Monday, February 24, 2020

Equations, Paradoxes, Human Nature & Humanoids


I've never read anything written by Ted Chiang since his writing has always been pegged as science fiction. But I figured that his collection of nine short stories titled 'Exhalation' (2019) is worth a try. No regrets. In this collection, he managed to tread between sci-fi and fantasy, drawing this 101% fantasy reader into his imagined worlds. (Reviews here, here and here.)

The first story was fairly long! 'The Merchant and the Alchemist Gate' was an excellent first story to draw me in. Set in the Islamic Caliphate in the era of Sinbad, a shopkeeper has built a magical gate that could take you twenty years into the future, or twenty years back to see your future self. With this jaunt, and make what you will of the current to improve your lot in life, or not. Perhaps you would fail from greed, and an overload of the sense. What would you do with the knowledge gleaned? What you do with that information decides everything in the future. Sure it was about time travel and paradoxes, and the irony of human choices. But it wasn't too sci-fi to put me off.

She left, and I wandered the streets for hours, crying tears of release. All the while I thought on the truth of Bashaarat's words: past and future are the same, and we cannot change either, only know them more fully. My journey to the past had changed nothing, but what I had learned had changed everything, and I understood that it could not have been otherwise. If our lives are tales that Allah tells, then we are the audience as well as the players, and it is by living these tales that we receive their lessons.

Eponymous story 'Exhalation' came second in this collection. I was intrigued by the story's premise of removable and refillable lungs and humanoids. They're living beings, but not humans in terms of flesh and blood. Their bodies are mechanical and movement is controlled by rods and wires instead of muscles and tendons. The mechanical beings discover and realize that their existence is finite because the air pressure within their universe is being lowered. This contained universe will run out of air at its designated pace, and its inhabitants will die.

We are not really consuming air at all. The amount of air that I draw from each day's new pair of lungs is exactly as much as seeps out through the joints of my limbs and the seams of my casing, exactly as much as I am adding to the atmosphere around me; all I am doing is converting air at high pressure to air at low. With every movement of my body, I contribute to the equalization of pressure in our universe. With every thought that I have, I hasten the arrival of that fatal equilibrium.

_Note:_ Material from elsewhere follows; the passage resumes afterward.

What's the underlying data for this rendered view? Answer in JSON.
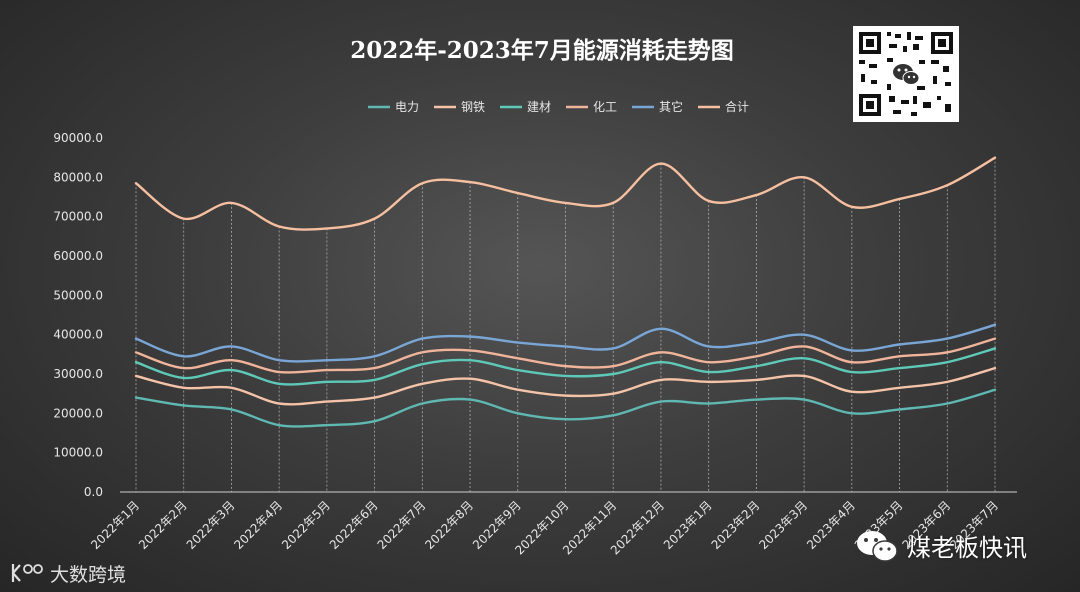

The third story 'What's Expected of Us' is short, and unexpectedly enjoyable as a social critique. In this story, a small device called 'Predictor' sets everyone on a path to either normalcy, neutrality or depression and self-destruction. It's pretty much like how we allow our devices that much control over our emotions and well-being.

Typically, a person plays with Predictor compulsively for several days, showing it to friends, trying various schemes to outwit the device. The person may appear to lose interest in it, but no one can forget what it means; over the following weeks, the implications of an immutable future sink in. Some people, realizing that their choices don't matter, refuse to make any choices at all. Like a legion of Bartleby the scriveners, they no longer engage in spontaneous action. Eventually, a third of those who play with a Predictor must be hospitalized because they won't feed themselves. The end state is akinetic autism, a kind of waking coma. They'll track motion with their eyes, and change position occasionally, but nothing more. The ability to move remains, but the motivation is gone.